Call the door mfr and get actual weight and spring requirements. Most springs have a painted line from one end to the other. That's how you count turns. Use actual torsion bar adjusters. Lots of videos on the subject.
 
I do doors for a living...Not residential but commercial...They're all the same though...

You can also be a cheapskate and clamp the broken spring back together with a couple cable clamps...
That way you can at least get the thing operational...
You can also weld the spring back together...I've done both as temporary repairs on doors far larger than yours...

They're not as dangerous as people think...The most important thing is a good steady ladder...
Be sure to use the right size winding bars...Make sure they're set properly in the holes...
Don't have your face lined up with the tension bars while you're winding it...
Be aware of where the spring wants to push the bar...
You can usually let the spring tension hold one bar against the top panel of the door if you need to take a break or get a tool...
You can let the bar rest against the top panel when you're tightening the set screws...
You then stick your other bar in the other hole and put a wee bit of force on it and the other bar will come right out...
Be sure you don't put your fingers where they can be trapped by the cable either...
The painted line is a good idea...It's usually what you do...10-12 turns on the spring is average...
I feel like if you can work on a car you can work on a door...
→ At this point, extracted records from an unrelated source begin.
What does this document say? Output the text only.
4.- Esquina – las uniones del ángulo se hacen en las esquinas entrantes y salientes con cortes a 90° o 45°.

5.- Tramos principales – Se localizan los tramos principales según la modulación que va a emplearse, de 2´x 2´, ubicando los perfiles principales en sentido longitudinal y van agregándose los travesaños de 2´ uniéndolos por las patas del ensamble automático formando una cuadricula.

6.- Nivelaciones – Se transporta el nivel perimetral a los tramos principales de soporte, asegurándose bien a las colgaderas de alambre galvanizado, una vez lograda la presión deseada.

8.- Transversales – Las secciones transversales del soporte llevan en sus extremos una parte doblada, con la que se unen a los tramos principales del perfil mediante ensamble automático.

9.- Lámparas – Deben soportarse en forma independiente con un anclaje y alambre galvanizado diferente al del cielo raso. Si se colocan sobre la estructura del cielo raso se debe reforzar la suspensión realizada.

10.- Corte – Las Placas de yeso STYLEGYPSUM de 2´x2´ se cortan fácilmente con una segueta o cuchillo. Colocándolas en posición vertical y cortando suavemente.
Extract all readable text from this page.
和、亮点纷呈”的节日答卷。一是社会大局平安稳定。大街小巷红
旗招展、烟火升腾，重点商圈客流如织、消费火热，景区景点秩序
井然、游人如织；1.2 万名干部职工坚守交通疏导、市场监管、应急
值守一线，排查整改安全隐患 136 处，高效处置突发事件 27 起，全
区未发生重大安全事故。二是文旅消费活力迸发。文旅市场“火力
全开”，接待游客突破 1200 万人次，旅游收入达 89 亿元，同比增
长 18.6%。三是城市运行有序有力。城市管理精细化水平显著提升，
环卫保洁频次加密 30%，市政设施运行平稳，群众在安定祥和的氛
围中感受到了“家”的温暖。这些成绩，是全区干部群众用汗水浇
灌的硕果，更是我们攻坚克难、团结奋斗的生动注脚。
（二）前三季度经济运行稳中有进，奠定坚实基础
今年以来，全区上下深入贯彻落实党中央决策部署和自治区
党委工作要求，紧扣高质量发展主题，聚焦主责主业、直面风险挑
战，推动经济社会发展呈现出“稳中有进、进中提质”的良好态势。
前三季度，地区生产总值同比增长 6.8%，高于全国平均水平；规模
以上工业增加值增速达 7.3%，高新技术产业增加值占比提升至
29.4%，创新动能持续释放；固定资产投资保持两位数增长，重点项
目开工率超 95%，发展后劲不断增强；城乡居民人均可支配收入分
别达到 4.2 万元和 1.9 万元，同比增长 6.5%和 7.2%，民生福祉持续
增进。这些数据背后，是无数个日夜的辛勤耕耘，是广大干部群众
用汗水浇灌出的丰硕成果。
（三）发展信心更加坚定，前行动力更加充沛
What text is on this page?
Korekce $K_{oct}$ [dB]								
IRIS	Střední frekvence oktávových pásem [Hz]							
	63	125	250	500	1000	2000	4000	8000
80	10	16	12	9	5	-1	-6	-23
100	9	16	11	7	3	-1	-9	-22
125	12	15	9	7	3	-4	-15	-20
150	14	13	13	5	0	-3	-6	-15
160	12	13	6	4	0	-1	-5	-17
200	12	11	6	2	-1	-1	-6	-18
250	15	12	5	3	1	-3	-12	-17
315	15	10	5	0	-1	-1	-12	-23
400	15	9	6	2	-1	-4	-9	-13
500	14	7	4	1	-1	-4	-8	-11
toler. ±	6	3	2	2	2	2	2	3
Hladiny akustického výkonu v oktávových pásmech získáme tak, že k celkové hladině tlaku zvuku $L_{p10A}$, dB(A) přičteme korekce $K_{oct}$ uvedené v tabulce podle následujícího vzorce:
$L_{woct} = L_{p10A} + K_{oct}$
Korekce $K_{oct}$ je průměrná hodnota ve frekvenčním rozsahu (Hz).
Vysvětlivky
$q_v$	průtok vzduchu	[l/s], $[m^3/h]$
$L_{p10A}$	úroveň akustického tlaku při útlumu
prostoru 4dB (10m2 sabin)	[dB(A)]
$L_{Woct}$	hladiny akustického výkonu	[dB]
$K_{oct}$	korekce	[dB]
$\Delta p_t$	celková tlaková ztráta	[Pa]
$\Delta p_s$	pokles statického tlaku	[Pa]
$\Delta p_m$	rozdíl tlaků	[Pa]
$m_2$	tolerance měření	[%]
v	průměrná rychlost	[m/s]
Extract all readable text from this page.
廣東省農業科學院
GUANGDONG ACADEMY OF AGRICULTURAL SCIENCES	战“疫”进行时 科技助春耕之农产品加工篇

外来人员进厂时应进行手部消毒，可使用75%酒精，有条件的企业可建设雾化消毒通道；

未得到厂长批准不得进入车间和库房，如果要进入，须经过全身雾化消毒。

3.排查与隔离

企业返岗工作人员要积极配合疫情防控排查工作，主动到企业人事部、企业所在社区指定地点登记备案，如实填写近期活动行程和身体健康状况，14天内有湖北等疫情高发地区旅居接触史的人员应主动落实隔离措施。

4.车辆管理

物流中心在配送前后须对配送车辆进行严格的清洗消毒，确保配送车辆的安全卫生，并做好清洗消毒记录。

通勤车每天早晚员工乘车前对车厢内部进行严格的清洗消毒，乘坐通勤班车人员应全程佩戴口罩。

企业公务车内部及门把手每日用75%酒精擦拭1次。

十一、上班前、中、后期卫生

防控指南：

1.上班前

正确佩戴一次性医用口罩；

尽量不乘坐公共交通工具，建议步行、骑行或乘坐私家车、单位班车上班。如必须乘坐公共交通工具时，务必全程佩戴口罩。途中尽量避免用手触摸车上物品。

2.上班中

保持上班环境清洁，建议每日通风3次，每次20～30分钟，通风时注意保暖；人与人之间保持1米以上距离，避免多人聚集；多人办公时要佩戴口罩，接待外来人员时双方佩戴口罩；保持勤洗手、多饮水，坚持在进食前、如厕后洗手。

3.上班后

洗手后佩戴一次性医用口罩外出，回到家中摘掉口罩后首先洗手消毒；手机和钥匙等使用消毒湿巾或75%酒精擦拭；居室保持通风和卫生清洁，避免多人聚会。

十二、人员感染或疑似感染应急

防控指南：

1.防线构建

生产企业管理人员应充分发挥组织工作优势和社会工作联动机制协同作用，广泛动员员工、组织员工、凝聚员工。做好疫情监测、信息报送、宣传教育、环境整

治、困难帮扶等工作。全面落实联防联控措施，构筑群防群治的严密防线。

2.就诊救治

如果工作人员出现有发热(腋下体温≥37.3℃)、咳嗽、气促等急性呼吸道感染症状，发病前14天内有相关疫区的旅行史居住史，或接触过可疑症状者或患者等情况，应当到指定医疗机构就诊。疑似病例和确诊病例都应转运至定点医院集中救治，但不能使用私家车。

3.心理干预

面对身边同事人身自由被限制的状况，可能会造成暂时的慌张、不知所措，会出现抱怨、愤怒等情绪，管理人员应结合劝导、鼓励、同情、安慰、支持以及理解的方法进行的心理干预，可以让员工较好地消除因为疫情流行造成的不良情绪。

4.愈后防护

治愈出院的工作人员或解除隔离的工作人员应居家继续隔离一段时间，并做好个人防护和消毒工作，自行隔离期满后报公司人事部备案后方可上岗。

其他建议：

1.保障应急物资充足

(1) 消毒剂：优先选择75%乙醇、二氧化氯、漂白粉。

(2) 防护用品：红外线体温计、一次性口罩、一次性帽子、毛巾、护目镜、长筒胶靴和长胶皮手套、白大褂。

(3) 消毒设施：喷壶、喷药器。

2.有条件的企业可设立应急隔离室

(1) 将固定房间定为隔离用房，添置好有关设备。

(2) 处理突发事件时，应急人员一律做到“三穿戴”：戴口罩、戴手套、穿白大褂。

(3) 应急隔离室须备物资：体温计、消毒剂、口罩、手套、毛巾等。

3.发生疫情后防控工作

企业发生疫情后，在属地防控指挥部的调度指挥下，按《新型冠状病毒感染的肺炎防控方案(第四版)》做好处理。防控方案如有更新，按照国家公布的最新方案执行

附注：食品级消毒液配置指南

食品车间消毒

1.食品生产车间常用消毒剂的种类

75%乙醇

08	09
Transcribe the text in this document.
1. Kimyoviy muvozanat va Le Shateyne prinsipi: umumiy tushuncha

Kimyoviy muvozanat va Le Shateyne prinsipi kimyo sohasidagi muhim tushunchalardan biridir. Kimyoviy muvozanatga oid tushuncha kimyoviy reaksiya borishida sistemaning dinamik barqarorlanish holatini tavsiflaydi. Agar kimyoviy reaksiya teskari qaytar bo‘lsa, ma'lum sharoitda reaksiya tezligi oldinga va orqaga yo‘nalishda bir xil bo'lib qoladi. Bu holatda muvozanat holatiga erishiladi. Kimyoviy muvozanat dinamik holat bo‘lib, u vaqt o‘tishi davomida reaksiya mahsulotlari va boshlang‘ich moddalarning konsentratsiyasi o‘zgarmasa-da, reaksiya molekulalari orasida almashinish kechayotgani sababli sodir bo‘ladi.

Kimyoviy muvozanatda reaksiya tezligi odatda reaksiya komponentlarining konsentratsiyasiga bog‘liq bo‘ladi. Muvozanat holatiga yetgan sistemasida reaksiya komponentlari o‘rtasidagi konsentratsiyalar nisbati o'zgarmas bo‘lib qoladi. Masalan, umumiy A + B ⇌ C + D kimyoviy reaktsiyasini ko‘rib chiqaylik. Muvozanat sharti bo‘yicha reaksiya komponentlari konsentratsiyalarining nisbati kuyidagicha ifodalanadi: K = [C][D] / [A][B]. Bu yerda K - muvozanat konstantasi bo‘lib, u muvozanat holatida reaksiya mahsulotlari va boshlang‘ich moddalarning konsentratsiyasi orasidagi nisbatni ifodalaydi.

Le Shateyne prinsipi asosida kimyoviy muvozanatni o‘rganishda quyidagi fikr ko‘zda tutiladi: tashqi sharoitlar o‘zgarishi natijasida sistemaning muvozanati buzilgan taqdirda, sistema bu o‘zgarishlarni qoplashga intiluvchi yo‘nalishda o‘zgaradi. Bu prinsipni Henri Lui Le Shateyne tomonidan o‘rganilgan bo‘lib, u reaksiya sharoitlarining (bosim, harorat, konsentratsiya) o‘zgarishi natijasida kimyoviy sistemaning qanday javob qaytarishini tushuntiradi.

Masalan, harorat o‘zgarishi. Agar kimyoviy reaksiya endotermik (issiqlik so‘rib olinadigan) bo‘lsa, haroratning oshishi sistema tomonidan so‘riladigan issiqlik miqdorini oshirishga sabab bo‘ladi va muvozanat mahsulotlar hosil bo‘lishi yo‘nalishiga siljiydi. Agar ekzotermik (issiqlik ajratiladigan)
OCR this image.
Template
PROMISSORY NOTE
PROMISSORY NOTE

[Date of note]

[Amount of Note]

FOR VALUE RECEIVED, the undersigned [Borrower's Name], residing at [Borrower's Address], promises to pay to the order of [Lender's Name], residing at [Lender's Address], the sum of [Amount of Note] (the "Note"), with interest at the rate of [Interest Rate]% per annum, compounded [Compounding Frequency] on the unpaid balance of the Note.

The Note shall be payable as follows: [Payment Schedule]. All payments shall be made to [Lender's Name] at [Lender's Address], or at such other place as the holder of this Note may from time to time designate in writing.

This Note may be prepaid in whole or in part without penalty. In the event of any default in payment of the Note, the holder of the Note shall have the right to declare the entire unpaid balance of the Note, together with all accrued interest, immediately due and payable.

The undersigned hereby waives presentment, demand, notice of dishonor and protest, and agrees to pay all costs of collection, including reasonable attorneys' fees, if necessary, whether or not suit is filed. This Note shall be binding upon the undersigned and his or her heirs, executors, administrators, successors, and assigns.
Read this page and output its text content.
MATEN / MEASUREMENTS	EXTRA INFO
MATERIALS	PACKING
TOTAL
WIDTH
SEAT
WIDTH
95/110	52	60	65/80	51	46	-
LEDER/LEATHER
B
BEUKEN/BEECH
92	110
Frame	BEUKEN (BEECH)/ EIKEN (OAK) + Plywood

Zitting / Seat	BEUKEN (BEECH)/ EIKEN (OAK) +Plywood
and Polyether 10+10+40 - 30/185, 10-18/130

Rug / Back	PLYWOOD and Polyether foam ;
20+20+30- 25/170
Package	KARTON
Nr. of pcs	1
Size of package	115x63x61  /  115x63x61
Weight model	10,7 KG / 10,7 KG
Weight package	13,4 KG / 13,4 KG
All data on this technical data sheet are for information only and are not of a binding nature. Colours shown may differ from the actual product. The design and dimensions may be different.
I do know Home Depot and Lowes both sell residential door parts...I'm not sure if you can get a spring from them though...
 
They make a spring gauge, to measure the spring. The end has a tab on it, which you insert between the coils of the spring. Count 10 coils and you have your spring. You will also need to measure the diameter and total length of the spring. You can purchase the replacement online. Be sure to clamp the door shut with a vise grip over a roller on each side of the door. Start with 9 turns and check the adjustment by opening the door half way in the opening. A perfectly adjusted spring, or set of springs will allow the door to "float" in the half open position. If the door drifts up fast, take some tension off the spring. If it drifts down, add tension. Be sure to oil the springs, a paint brush and some motor oil works great. There is also a way to figure the proper springs by weighing the door, and factoring height and width, but that won't be necessary since you have the old spring.
Here is the spring gauge...

https://www.garagedoorstuff.com/product/spring-measuring-tool/

Measuring instructions...

https://www.garagedoorstuff.com/how-to-measure-torsion-springs/
 
After you replace the broken spring, make sure that your cables are properly set in the drums before winding the springs. A lot of the time, a cable will "jump" the drum, or come unwound when a spring breaks.